The 'tips' dataset is a built-in dataset in the seaborn library that contains information about the bills paid by different customers in a restaurant, including the total bill amount, tip amount, sex of the person paying the bill, whether they are a smoker or not, the day of the week, time of the day, and the size of the party.

The `get_dummies` function is used to convert the categorical variable 'day' into a format that can be provided to a machine learning algorithm to improve its prediction performance. For each unique value in the 'day' column, `get_dummies` creates a new column in the DataFrame, and uses a binary value to indicate the presence of that value in the original row.

**Observations from the Output:**
- From the output, you can see that the '`day`' column has been replaced by four new columns: '`day_Thur`', '`day_Fri`', '`day_Sat`', and '`day_Sun`'. 
- Each of these columns has a binary value: a 1 indicates that the original 'day' value for that row was the same as the column name, and a 0 indicates that it was not.

For example, in the first row of the output, the 'day_Sun' column has a value of 1, which means that the original 'day' value for that row was 'Sun'. All the other 'day' columns for that row have a value of 0, indicating that the 'day' value was not 'Thur', 'Fri', or 'Sat'.

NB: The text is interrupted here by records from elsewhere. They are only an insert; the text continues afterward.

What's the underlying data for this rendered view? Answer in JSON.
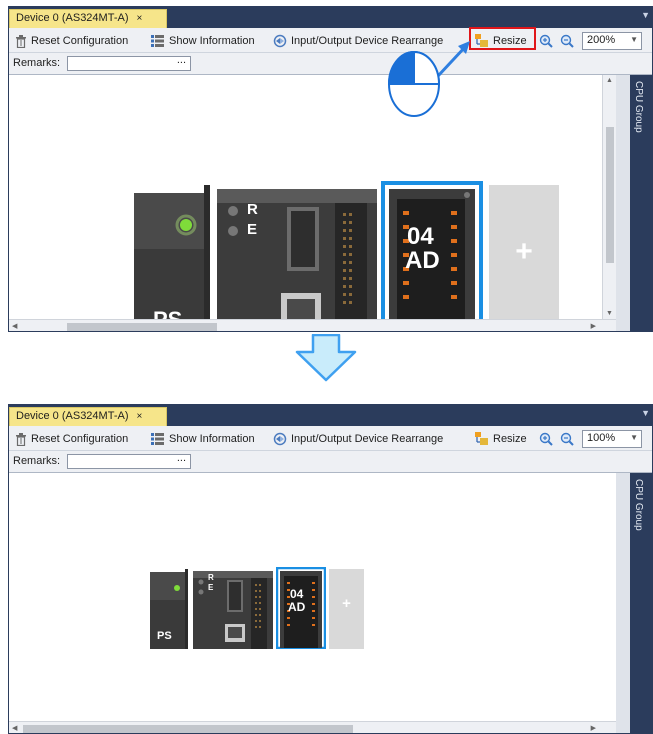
{
  "top": {
    "tab_label": "Device 0 (AS324MT-A)",
    "tab_close": "×",
    "toolbar": {
      "reset": "Reset Configuration",
      "show_info": "Show Information",
      "io_rearrange": "Input/Output Device Rearrange",
      "resize": "Resize",
      "zoom_value": "200%"
    },
    "remarks_label": "Remarks:",
    "remarks_value": "",
    "remarks_button": "...",
    "side_panel": "CPU Group",
    "modules": {
      "ps_label": "PS",
      "cpu_r": "R",
      "cpu_e": "E",
      "ad_top": "04",
      "ad_bottom": "AD",
      "add": "+"
    }
  },
  "bottom": {
    "tab_label": "Device 0 (AS324MT-A)",
    "tab_close": "×",
    "toolbar": {
      "reset": "Reset Configuration",
      "show_info": "Show Information",
      "io_rearrange": "Input/Output Device Rearrange",
      "resize": "Resize",
      "zoom_value": "100%"
    },
    "remarks_label": "Remarks:",
    "remarks_value": "",
    "remarks_button": "...",
    "side_panel": "CPU Group",
    "modules": {
      "ps_label": "PS",
      "cpu_r": "R",
      "cpu_e": "E",
      "ad_top": "04",
      "ad_bottom": "AD",
      "add": "+"
    }
  },
  "colors": {
    "tab_active": "#f6e58a",
    "chrome_dark": "#2b3c5c",
    "selection_blue": "#1a8fe3",
    "highlight_red": "#e0161a",
    "transition_arrow": "#3fa0f0"
  },
  "icons": [
    "trash-icon",
    "list-icon",
    "rearrange-icon",
    "resize-icon",
    "zoom-in-icon",
    "zoom-out-icon",
    "mouse-icon",
    "arrow-down-icon"
  ]
}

In machine learning, we often use this kind of one-hot encoding to convert categorical data into a numerical format that can be used by a machine learning algorithm. This is because many machine learning algorithms require their input data to be numerical. By using one-hot encoding, we can convert categorical data into a numerical format without introducing arbitrary numerical values for different categories.